Pour certains, la formation pourrait être l’une des causes de l’uniformisation des troupes. Mais pour Cédric Rouquette, directeur des études du Centre de formation des journalistes (CFJ), les écoles de journalisme ne mènent pas forcément à l’homogénéisation des profils. « Nous ne donnons aucun prêt-à-penser, assure-t-il. Nous leur transmettons une méthode de travail et de la rigueur. » Certains avancent aussi que les écoles reconnues par la profession ne dispensent pas les mêmes enseignements. « On ne forme pas de la même façon dans les DUT de Tours, de Cannes ou de Lannion que dans les masters des autres grandes écoles », considère Claude Cordier, président de la CCIJP (Commission de la carte d’identité des journalistes professionnels).

Diversité à l’école

Pour certains, c’est la sélection des étudiants qui ne favoriserait pas la diversité. C’est le point de vue de Denis Ruellan, sociologue des médias et directeur adjoint des études du Celsa : « Les écoles de journalisme prennent les meilleurs, qui sont en fait ceux qui possèdent les valeurs des classes sociales dominantes, analyse-t-il. C’est ce qui conduit ensuite à avoir une homogénéité blanche et originaire de la classe moyenne supérieure dans les rédactions. » Pourtant, certaines écoles de journalisme ont mis en place des mesures destinées à diversifier les promotions. L’École supérieure de journalisme de Lille (ESJ) a par exemple créé sa propre prépa « Égalité des chances ». Des jeunes « avec un bon dossier scolaire et universitaire, mais issus de familles à revenus modestes », selon le site de l’ESJ, se voient chaque année offrir l’opportunité d’intégrer l’une des meilleures écoles de journalisme de France.
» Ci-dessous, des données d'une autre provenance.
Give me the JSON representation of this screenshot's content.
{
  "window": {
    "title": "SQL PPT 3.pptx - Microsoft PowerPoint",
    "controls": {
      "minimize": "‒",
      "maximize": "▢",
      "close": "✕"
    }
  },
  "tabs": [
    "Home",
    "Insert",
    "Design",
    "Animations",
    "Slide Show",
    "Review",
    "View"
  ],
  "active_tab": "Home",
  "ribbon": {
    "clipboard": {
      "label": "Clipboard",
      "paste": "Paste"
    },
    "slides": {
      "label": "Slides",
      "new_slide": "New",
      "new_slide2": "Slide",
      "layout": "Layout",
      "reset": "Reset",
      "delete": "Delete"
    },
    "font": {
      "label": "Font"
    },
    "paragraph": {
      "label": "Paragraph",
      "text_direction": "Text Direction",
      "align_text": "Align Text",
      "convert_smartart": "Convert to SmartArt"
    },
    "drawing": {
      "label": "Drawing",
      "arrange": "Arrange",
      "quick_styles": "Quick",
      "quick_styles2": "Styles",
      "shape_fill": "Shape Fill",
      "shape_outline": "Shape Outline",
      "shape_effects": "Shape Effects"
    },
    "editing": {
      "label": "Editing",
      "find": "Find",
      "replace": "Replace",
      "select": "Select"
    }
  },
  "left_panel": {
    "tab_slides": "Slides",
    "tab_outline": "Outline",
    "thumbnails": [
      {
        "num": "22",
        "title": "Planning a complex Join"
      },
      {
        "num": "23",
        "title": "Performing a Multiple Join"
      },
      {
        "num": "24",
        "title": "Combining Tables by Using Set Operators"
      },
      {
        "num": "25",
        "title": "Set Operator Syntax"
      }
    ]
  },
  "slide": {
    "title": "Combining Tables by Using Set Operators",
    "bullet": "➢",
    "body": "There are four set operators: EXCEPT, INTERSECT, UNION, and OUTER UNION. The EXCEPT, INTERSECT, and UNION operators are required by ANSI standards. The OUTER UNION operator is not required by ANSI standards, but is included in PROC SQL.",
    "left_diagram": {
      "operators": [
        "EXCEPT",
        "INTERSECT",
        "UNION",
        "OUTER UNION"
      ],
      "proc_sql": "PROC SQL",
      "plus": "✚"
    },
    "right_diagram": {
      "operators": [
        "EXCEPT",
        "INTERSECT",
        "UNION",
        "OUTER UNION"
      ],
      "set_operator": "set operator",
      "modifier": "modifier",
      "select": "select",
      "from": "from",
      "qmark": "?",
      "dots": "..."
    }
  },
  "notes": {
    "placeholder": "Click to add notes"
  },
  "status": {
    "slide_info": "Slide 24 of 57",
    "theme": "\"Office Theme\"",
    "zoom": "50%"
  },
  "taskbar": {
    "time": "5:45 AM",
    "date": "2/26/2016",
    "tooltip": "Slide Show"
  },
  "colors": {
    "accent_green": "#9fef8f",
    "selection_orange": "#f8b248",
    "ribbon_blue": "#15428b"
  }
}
Il existe également des dispositifs externes aux écoles. Depuis 2007, l’association La Chance aide des étudiants boursiers à préparer les concours des écoles de journalisme gratuitement. Cette démarche porte ses fruits : 80 % de ses anciens étudiants travaillent dans le journalisme. Mais un problème persiste : certaines classes sociales ne se dirigent pas naturellement vers le journalisme. « Beaucoup de jeunes sont faits pour ce métier, mais n’osent pas tenter les concours, déplore Cédric Rouquette du CFJ. La majorité de ceux qui se présentent proviennent de la classe moyenne supérieure. » Denis Ruellan trouve une explication logique à ce phénomène : « Dans ces milieux, les gens ont tendance à être très portés sur les médias. Donc forcément, ça aide à aller vers le journalisme. »

Le fossé

Ces inégalités se retrouvent dans le profil des professionnels, à la télévision en particulier. Selon le baromètre annuel de la diversité dans les médias publié par le Conseil supérieur de l’audiovisuel (CSA), en janvier 2018, les catégories socio-professionnelles supérieures occupent 74 % de la représentation à la télévision alors qu’elles ne représentent que 27 % des Français, d’après l’Insee. Pour autant, il serait faux de penser que les journalistes sont formés dans le même moule. Les écoles de journalisme ne représentent pas la seule voie d’entrée dans la profession. En réalité, cette origine est même très minoritaire. « Seulement 19 % des journalistes professionnels sont issus de ces écoles reconnues », atteste Claude Cordier, de la Commission de la carte de presse. N’en déplaise à ses plus ardents détracteurs, la profession ne se résume pas aux quelques figures médiatiques qui occupent les plateaux de télévision ou qui signent des tribunes à succès. Du pigiste pour M6 à la localière de Ouest-France à Bayeux, en passant par le secrétaire de rédaction de L’Humanité : les statuts sont divers. De multiples fractures existent, comme celles concernant la rémunération et les types de contrat (lire ci-dessous). Un journaliste en contrat indéterminé exerçant pour un quotidien national gagne, en moyenne, deux fois plus qu’un journaliste en contrat déterminé. Alors pourquoi les journalistes continuent-ils de renvoyer une image éloignée de la réalité ? « C’est trop facile de chercher une explication de type purement sociologique. Quand les gens parlent de cet éloignement entre les journalistes et la société, ils prennent pour exemple Jean-Michel Aphatie. Pourtant, ce journaliste politique a un parcours complètement différent du reste de la profession », pointe Jean – Marie Charon. Après son brevet des collègues, Jean Michel Aphatie a arrêté l’école pour enchaîner les petits boulots. Il a repris ses études plus tard et passé à son bac à 24 ans, avant de s’orienter vers le journalisme.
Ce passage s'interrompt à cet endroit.